The last notes of ‘Thine be the Glory’ faded away. The woman in orange had yet to make her appearance. Daniel began his address to the bereaved. Jonas crept over to the corner of the gallery from which, as a child, he had so often dropped bits of paper onto people’s heads. His eye went to the front pew, to his mother who seemed remarkably small all of a sudden, shrunken. Jonas had three decades of living behind him, but only now did he see it. He had got it all wrong. He had always regarded his mother as the more active of the two; she was the one who saw to the social side of things, who invited people over, organised parties, while his father was the quiet, reserved one, with few friends. Not for nothing had Jonas at a certain point in his life taken his mother’s maiden name, Wergeland. His mother was high days and
holidays
, his father was the bedrock and the humdrum. Jonas had the impression that his father would have liked to be alone, that he longed to lead a monastic life. He was, at any rate, an out-and-out individualist, a man who wanted to be his own symphony orchestra. Now and again it had even crossed Jonas’s mind that his father was, to some extent, a loser. Secretly, Jonas felt sorry for him. Which was also why he loved his father so much. But now. All these people. Over a thousand of them. This day showed that he might have been totally mistaken about his parents and their respective roles.

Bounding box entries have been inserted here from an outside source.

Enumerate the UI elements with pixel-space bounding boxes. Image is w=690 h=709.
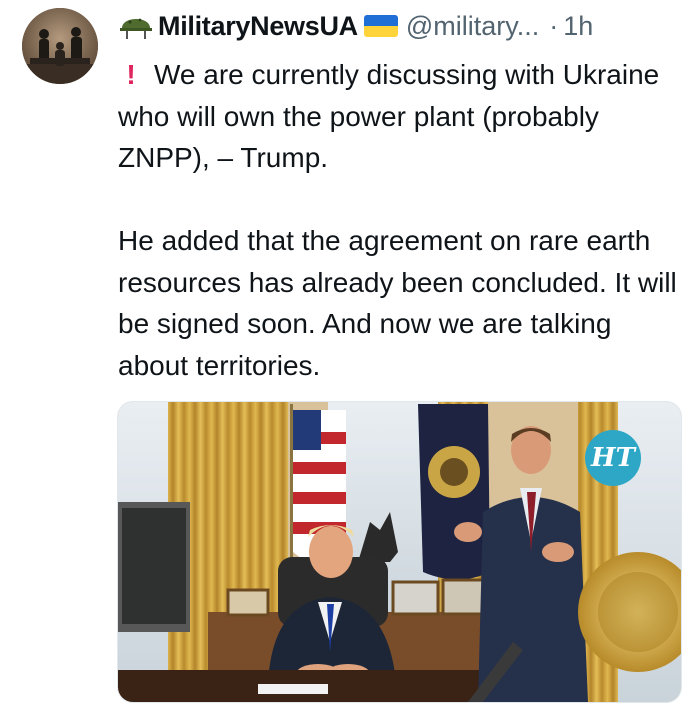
tweet-text: ! We are currently discussing with Ukrain… bbox=[118, 54, 678, 386]
author-name[interactable]: MilitaryNewsUA bbox=[158, 11, 358, 42]
tweet-paragraph-2: He added that the agreement on rare eart… bbox=[118, 225, 677, 381]
avatar[interactable] bbox=[22, 8, 98, 84]
tweet-timestamp[interactable]: 1h bbox=[563, 11, 593, 42]
red-exclamation-icon: ! bbox=[126, 59, 136, 90]
author-handle[interactable]: @military... bbox=[406, 11, 539, 42]
tweet[interactable]: MilitaryNewsUA @military... · 1h ! We are… bbox=[0, 0, 690, 709]
separator-dot: · bbox=[549, 10, 559, 41]
tweet-header: MilitaryNewsUA @military... · 1h bbox=[118, 6, 680, 46]
tweet-paragraph-1-text: We are currently discussing with Ukraine… bbox=[118, 59, 660, 173]
ht-logo: HT bbox=[585, 430, 641, 486]
tweet-paragraph-1: ! We are currently discussing with Ukrain… bbox=[118, 54, 678, 179]
military-helmet-icon bbox=[118, 10, 154, 42]
tweet-media-image[interactable]: HT bbox=[117, 401, 682, 703]
ukraine-flag-icon bbox=[363, 15, 398, 37]
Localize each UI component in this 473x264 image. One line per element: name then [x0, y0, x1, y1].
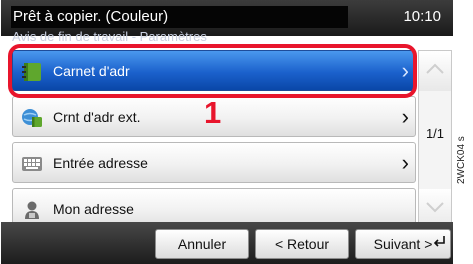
chevron-right-icon: › — [401, 150, 409, 175]
enter-icon — [432, 228, 446, 256]
scroll-up-button[interactable] — [419, 51, 451, 91]
status-message: Prêt à copier. (Couleur) — [11, 6, 348, 28]
next-button-label: Suivant > — [373, 236, 433, 252]
list-item-label: Entrée adresse — [53, 155, 148, 171]
document-code: 2WCK04 s — [456, 136, 467, 184]
list-item-label: Crnt d'adr ext. — [53, 109, 141, 125]
chevron-down-icon — [425, 200, 445, 218]
screen-title: Avis de fin de travail - Paramètres — [12, 29, 207, 44]
next-button[interactable]: Suivant > — [355, 229, 451, 259]
keyboard-icon — [21, 154, 43, 174]
step-number: 1 — [204, 95, 222, 130]
external-address-book-icon — [21, 108, 43, 128]
chevron-right-icon: › — [401, 104, 409, 129]
back-button[interactable]: < Retour — [255, 229, 349, 259]
cancel-button[interactable]: Annuler — [155, 229, 249, 259]
page-indicator: 1/1 — [425, 126, 445, 141]
list-item-address-entry[interactable]: Entrée adresse › — [12, 142, 416, 183]
clock: 10:10 — [403, 8, 441, 25]
scroll-panel: 1/1 — [418, 50, 452, 230]
screen: Prêt à copier. (Couleur) 10:10 Avis de f… — [0, 0, 473, 264]
person-icon — [21, 200, 43, 220]
chevron-up-icon — [425, 62, 445, 80]
step-highlight — [8, 44, 417, 98]
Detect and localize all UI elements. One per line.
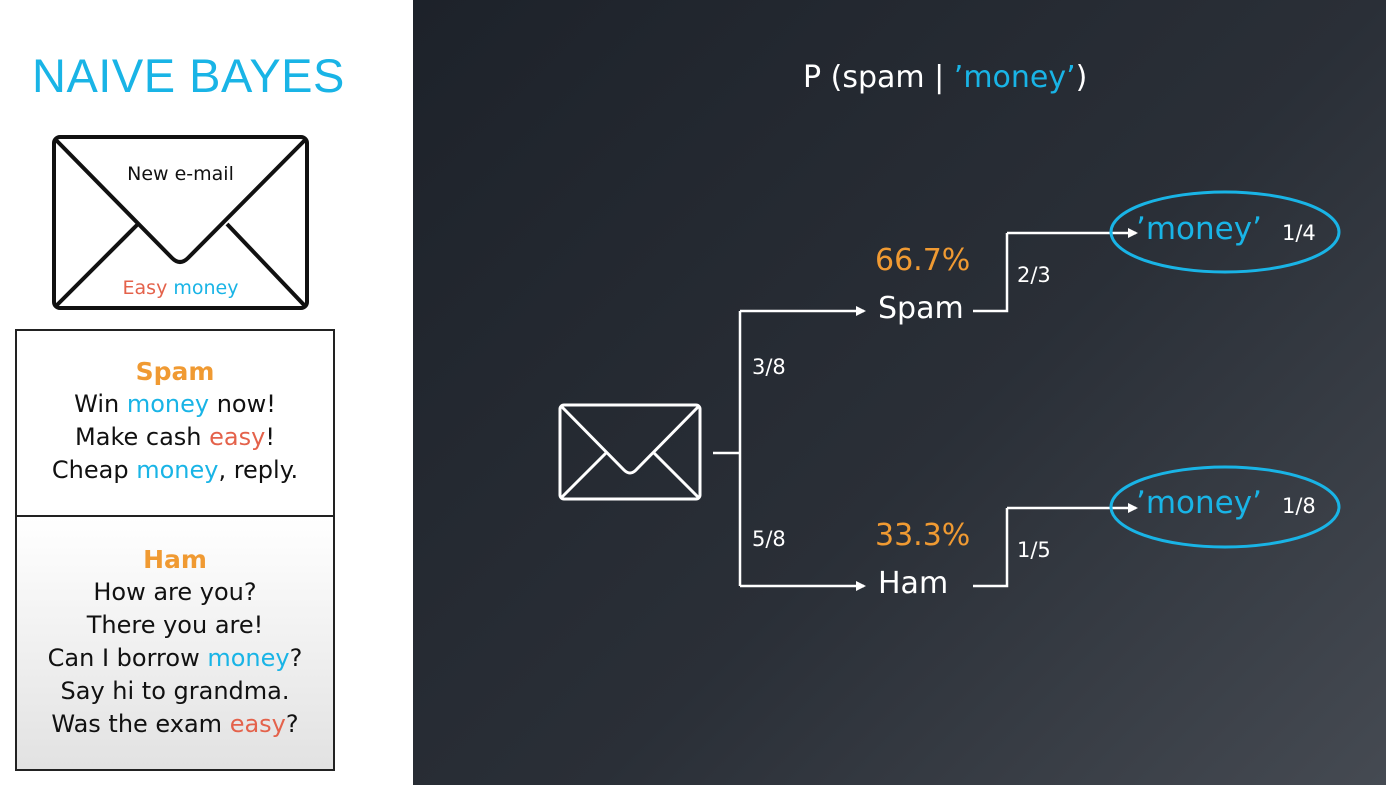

And then, as his thoughts drift off down their own path, his eye is drawn to something, a hub, something inescapable, which he does not at first see, then suddenly spies: Margrete. A large M on a black wall. He starts, amazed that her magnetic attraction should be so strong even when he is seeing her from behind. She is sitting right below the pulpit with Kristin, their
daughter
. Margrete was wearing one of her strings of pearls. ‘I think your father would like it,’ she had said when Jonas had wrinkled up his nose at the
gleaming
white necklace. At first he couldn’t think why he had started at the sight
of his wife. He looked at the nape of Margrete’s neck, noting how clearly it testified to this woman’s uncommonly upright carriage. But at the same time he noticed something else, so plainly that he would never be able to dismiss it. He saw how vulnerable it looked. More vulnerable when viewed from here than at close quarters. All at once he understood why he had been so startled: if he knew so little about his father, how much did he really know about Margrete? Later, it would seem to Jonas that things had been arranged thus for just this purpose: that he should be up in the organ loft and catch sight of Margrete’s long neck, adorned with pearls; as if he would never have discovered it, that tremendous vulnerability, had he not been observing her from so far away, and on such an occasion, with his father lying in his coffin, dead. Jonas was struck by a feeling – which he promptly fended off – that it all came down to her, even this funeral; that the centre lay here, at the nape of her neck, not up at the altar, not at his father’s coffin.